All you need to do is download the two postscript documents and do *exactly corresponding edits* in both of them, and you get two documents saying different things and still have the same md5sums!
I just tried exchanging Alice's name for my own, and surely it did work.
Now, if they released a pdf-file hack, I would be genuinely worried
Open Materials Database
Clever, but it means the attack is not a general way to forge an MD5-signed document... you couldn't use this (for example) to seed a P2P network with malicious files that look like safe ones. It only works if you generate both documents, and it can only be used maliciously if it's never examined by an expert: the signer can't retain a copy of the signed document or obtain a copy through discovery.
I think that's a big shortsighted... I agree that if we let history take a crack at it, that any encryption put together by smart people will eventually be breakable by smart people.
However, most data that I deal with day-to-day is time relevant. Do I care if someone figures out my credit card number on an account I closed 5 years ago? Is it terrible if someone hacks an old email only to find out I was begging a professor for a passing grade in 1997?
Encryption is meant to hide things, and for many things, the need to hide is temporary. If the hidden thing stays hidden as long as it needs to stay hidden, there is nothing wrong with it.
Know the limitations on the technology you use, and know the parties with which you exchange information. Those two rules alone, if followed, will probably provide more than adequate real-world defense. Perfect? No. Good enough. Statistically, yes.
In Soviet Russia, us are belong to all your base.
Actually, the two documents are actually almost identical. The difference is only one block in the whole file, which essentially acts as a selector for which of the two sets of content is displayed. MD5 (like most hash functions) works on fixed-size blocks smaller than the average file.
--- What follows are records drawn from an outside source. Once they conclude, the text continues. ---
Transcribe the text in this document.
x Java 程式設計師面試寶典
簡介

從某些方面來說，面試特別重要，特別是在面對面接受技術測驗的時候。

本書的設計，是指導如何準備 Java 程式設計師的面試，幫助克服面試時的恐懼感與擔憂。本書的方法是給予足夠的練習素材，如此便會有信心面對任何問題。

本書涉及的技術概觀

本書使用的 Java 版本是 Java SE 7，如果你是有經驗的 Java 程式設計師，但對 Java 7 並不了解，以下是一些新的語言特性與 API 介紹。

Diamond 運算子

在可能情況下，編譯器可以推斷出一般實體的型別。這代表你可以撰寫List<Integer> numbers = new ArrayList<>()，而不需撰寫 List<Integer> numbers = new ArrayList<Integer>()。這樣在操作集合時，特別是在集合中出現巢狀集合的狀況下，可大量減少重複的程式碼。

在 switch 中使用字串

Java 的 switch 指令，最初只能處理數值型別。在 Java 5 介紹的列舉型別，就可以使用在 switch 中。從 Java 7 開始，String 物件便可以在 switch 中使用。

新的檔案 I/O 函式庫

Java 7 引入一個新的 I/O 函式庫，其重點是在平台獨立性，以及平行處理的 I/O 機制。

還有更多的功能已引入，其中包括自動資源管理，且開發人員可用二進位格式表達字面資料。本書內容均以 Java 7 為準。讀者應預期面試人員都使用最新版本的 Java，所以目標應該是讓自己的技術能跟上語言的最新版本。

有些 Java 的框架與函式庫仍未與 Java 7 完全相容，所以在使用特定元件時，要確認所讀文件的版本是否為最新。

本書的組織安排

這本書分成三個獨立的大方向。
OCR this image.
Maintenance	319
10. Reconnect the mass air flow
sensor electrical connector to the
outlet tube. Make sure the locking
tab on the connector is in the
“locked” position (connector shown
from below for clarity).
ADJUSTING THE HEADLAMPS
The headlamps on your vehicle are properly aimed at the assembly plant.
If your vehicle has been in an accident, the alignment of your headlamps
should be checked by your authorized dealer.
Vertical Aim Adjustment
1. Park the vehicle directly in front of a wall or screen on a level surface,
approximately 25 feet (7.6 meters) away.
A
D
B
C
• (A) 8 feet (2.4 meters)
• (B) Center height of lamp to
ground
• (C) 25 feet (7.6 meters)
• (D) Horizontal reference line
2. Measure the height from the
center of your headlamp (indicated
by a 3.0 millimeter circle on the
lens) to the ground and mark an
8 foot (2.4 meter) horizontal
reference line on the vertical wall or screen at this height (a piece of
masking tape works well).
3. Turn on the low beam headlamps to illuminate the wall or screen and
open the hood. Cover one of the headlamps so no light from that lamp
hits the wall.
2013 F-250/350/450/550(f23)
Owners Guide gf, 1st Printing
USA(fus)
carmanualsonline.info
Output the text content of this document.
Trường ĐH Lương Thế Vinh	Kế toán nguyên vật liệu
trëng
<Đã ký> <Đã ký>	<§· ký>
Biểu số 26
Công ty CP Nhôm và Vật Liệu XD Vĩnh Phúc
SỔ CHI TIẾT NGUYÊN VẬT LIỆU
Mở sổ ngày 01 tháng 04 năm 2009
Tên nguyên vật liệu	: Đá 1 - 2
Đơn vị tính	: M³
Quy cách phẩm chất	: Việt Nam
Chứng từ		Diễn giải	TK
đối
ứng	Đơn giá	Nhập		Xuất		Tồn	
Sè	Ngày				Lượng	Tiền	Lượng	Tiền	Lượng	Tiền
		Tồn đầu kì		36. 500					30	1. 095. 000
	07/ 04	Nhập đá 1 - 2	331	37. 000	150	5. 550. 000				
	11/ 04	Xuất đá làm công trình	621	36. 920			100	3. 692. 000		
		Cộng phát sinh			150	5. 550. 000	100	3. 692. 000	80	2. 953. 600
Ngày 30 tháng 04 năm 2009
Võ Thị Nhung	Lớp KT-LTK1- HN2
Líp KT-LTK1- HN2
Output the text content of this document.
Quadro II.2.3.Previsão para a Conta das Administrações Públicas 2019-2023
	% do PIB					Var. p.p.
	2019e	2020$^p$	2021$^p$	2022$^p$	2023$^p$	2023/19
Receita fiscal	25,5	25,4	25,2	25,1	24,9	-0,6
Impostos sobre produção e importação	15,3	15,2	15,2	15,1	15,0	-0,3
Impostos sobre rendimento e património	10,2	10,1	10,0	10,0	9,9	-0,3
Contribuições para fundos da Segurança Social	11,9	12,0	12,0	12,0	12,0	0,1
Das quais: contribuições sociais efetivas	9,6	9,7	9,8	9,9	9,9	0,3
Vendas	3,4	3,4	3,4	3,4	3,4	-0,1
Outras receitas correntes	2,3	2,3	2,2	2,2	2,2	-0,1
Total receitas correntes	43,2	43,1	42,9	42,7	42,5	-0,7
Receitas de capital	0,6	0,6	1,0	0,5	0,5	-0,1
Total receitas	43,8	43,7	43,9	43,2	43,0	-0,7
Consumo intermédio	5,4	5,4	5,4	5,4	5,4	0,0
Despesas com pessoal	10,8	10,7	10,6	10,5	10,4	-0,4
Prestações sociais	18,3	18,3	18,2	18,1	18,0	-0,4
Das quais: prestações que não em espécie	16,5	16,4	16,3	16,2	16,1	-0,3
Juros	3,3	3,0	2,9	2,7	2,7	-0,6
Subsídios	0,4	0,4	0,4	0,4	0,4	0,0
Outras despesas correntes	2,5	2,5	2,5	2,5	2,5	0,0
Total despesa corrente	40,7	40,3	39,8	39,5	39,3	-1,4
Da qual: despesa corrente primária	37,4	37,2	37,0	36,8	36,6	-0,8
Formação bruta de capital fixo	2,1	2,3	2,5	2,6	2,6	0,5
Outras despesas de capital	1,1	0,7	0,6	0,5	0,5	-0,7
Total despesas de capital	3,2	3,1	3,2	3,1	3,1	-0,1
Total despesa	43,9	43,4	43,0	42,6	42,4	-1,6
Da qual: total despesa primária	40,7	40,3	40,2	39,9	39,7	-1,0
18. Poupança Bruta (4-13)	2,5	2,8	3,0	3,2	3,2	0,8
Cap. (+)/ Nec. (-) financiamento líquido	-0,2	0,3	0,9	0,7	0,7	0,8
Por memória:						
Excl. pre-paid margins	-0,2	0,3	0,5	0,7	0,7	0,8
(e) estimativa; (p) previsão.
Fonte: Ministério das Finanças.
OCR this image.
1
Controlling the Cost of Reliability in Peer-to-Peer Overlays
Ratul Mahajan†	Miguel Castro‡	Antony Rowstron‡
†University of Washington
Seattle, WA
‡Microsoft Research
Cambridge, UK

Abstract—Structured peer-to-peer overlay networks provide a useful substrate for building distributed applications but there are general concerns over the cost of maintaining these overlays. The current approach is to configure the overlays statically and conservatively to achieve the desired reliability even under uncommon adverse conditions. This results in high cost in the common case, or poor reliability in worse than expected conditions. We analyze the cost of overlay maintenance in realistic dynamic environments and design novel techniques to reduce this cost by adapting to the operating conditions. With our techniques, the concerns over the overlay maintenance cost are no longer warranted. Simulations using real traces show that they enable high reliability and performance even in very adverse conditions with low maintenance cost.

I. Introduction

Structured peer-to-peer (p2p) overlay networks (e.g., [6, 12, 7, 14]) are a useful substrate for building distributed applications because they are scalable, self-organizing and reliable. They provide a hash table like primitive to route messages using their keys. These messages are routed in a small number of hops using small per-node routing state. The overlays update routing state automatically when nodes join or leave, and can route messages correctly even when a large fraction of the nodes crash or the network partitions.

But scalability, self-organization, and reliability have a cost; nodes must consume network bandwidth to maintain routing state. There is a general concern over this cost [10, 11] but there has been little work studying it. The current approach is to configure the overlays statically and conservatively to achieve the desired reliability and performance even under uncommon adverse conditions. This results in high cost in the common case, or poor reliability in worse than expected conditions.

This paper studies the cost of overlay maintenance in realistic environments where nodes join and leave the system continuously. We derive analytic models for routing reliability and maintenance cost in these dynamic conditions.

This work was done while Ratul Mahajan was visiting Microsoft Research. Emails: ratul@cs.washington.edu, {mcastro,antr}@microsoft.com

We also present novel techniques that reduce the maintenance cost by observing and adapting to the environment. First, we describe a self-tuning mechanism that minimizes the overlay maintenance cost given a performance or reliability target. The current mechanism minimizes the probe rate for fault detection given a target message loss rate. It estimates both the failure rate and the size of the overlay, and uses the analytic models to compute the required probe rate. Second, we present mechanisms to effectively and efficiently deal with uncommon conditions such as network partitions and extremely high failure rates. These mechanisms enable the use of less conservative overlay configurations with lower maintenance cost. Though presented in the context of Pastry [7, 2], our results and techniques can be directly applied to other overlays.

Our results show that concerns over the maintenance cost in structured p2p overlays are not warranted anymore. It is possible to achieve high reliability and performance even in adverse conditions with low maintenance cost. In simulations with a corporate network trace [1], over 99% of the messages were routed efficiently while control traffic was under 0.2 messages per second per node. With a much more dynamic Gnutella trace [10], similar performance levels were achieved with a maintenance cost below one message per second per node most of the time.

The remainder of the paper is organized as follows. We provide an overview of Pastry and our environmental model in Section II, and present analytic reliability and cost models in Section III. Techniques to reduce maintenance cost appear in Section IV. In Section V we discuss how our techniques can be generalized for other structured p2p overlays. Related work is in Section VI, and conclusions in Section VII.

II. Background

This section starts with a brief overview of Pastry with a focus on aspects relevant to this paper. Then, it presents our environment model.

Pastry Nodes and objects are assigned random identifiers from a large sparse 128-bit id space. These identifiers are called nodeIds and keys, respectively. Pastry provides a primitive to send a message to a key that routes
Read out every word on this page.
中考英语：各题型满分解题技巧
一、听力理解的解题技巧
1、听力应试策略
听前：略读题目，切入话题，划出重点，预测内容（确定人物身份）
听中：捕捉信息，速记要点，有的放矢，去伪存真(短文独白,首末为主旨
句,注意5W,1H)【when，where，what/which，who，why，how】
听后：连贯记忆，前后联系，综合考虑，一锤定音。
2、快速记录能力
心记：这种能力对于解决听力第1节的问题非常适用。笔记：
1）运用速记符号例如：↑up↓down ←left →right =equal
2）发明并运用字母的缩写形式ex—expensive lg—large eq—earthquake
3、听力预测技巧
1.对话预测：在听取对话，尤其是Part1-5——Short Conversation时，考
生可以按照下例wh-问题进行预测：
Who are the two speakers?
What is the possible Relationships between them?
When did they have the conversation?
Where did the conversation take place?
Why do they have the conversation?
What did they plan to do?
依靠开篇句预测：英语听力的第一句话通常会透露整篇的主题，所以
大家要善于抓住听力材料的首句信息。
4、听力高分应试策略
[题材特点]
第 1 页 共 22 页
To hash a complete file, you hash the first block, feed that into the hash with the second block, feed that into the hash with the third block, and so forth. So they have two files, and the first blocks are the same, the second blocks are different but hash the same, and the rest of the files are the same. Of course, the second blocks are junk, but the postscript is expecting a block-sized arbitrary value at that point anyway, so it doesn't matter that there's junk there.
So they are actually using a format that can contain an exact quantity of extraneous information that doesn't get rendered but entirely changes what does get rendered.
The same thing could be done with PDF or doc, and executables, but not anything compressed (it won't decompress at all if a block is changed) and not HTML without javascript (there's no way to test which block of junk is included and show different results based on that).
Therefore, no matter how many algorithms you sum up using your described method, the number of collisions is still infinite in amount. It is not the algorithms that are flawed, rather, it is the fundamential concept of hashing that allows collisions to happen.
I would assume that the way to reduce the number of collisions is by increasing the length of the hash itself so as to increase the number of unique hashes.
Isn't this obivous if you check the file sizes?
The files are the same size.
The cksum comand (which uses a 32 bit CRC) spits out the checksum and a file size. Why doesn't md5sum do the same thing?
It does - The file size is used as part of the MD5 hash. The MD5 algorithm hashes the file, then appends the file size and hashes that too. If it didn't do this then you could create an MD5 collision just by appending zeros to the file.